A. Mannocci, V. Casarosa, P. Manghi, F. Zoppi: “The EAGLE data aggregator: data quality monitoring”. In 7th EAGLE International Conference, January 2016.

Written by

The EAGLE project aggregates epigraphy related content from about 20 different data providers, and makes its content available to both Europeana and to scholars. Data Quality monitoring is a key issue in Aggregative Data Infrastructures, where content is collected from a number of different sources with different data models and quality standards. This paper presents a Monitoring Framework for enabling the observation and monitoring of an aggregative infrastructure focusing on the description of the Data Flow and Dynamics Service, and exemplifying these concepts with a use case tailored to the characteristics of the EAGLE aggregation data flow. An Infrastructure Quality Manager (IQM) is provided with a Web user interface (WebUI), allowing her to describe the data flows taking place in the infrastructure and to define monitoring scenarios. The scenarios will include the definition of sensors (pieces of software plugged into the data flow), which will provide observations of measured objects.
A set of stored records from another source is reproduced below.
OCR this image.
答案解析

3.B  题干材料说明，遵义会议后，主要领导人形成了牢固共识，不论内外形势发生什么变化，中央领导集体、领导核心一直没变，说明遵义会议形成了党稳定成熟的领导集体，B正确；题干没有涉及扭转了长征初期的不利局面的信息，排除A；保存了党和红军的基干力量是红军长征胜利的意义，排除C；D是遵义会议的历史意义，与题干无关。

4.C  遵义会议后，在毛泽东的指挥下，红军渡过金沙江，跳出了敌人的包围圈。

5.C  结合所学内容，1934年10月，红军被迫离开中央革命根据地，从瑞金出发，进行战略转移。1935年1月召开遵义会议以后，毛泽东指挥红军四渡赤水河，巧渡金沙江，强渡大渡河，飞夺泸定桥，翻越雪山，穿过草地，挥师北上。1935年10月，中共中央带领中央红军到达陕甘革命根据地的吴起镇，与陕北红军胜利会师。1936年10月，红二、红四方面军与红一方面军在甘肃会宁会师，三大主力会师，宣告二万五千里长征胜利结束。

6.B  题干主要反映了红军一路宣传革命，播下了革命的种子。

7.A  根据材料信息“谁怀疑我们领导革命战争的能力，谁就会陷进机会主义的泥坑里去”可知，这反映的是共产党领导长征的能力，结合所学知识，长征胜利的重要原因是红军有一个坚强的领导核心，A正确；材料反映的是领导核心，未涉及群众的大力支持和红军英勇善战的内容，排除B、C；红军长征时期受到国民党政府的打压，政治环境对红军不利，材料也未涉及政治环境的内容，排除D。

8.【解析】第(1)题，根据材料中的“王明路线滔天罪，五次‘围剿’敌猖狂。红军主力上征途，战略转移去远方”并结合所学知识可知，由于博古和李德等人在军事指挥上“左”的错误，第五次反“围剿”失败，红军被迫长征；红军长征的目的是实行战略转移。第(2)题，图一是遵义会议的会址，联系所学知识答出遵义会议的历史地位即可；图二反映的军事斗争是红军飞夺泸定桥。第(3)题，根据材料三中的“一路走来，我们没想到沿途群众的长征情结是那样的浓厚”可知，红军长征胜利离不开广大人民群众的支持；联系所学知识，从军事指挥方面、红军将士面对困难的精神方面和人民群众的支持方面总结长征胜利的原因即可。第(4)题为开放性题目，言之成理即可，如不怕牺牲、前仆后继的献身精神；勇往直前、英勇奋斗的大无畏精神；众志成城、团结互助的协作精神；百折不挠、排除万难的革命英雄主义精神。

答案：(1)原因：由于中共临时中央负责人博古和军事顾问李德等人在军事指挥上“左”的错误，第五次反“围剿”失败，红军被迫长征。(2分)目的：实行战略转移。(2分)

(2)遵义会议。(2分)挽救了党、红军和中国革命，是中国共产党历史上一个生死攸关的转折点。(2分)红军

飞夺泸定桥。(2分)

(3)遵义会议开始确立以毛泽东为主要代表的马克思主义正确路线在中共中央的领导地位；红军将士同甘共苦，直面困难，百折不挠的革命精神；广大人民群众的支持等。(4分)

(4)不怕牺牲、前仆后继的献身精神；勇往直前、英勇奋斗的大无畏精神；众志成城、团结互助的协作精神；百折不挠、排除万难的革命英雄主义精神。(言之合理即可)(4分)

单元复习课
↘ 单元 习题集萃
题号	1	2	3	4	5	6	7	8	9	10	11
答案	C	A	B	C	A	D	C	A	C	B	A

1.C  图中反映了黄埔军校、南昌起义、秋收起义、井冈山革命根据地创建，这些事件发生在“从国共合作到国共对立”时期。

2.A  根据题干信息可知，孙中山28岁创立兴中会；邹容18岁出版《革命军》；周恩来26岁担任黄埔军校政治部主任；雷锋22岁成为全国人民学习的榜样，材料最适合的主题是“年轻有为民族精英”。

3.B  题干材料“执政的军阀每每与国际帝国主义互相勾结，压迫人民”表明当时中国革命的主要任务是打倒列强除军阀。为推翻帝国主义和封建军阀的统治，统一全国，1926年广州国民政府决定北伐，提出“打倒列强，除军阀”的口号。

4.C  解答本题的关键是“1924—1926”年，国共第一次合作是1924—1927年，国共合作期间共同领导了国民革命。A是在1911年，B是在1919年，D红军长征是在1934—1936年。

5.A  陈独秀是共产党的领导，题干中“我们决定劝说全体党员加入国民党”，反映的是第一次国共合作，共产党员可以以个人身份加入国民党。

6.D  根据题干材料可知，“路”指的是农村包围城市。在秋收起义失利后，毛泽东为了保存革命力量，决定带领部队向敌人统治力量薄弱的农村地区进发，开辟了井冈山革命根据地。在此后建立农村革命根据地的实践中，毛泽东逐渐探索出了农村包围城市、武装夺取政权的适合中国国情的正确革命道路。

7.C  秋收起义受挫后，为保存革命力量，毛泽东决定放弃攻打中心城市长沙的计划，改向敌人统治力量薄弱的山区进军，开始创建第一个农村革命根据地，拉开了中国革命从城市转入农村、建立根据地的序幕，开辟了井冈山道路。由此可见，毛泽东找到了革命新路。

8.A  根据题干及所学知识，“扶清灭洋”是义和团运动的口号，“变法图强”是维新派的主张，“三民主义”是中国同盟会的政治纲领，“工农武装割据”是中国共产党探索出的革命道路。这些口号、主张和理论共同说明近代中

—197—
The scenarios include also the definition of controls and analysers, which will store and process the observations received from the sensors and will verify if the values of the measured features comply with some expected behaviour over time. A monitoring scenario for EAGLE has been defined and tested on simulated data (the monitoring framework is still under development) in order to monitor the “health” of different data collections involved in the EAGLE collection and transformation workflows.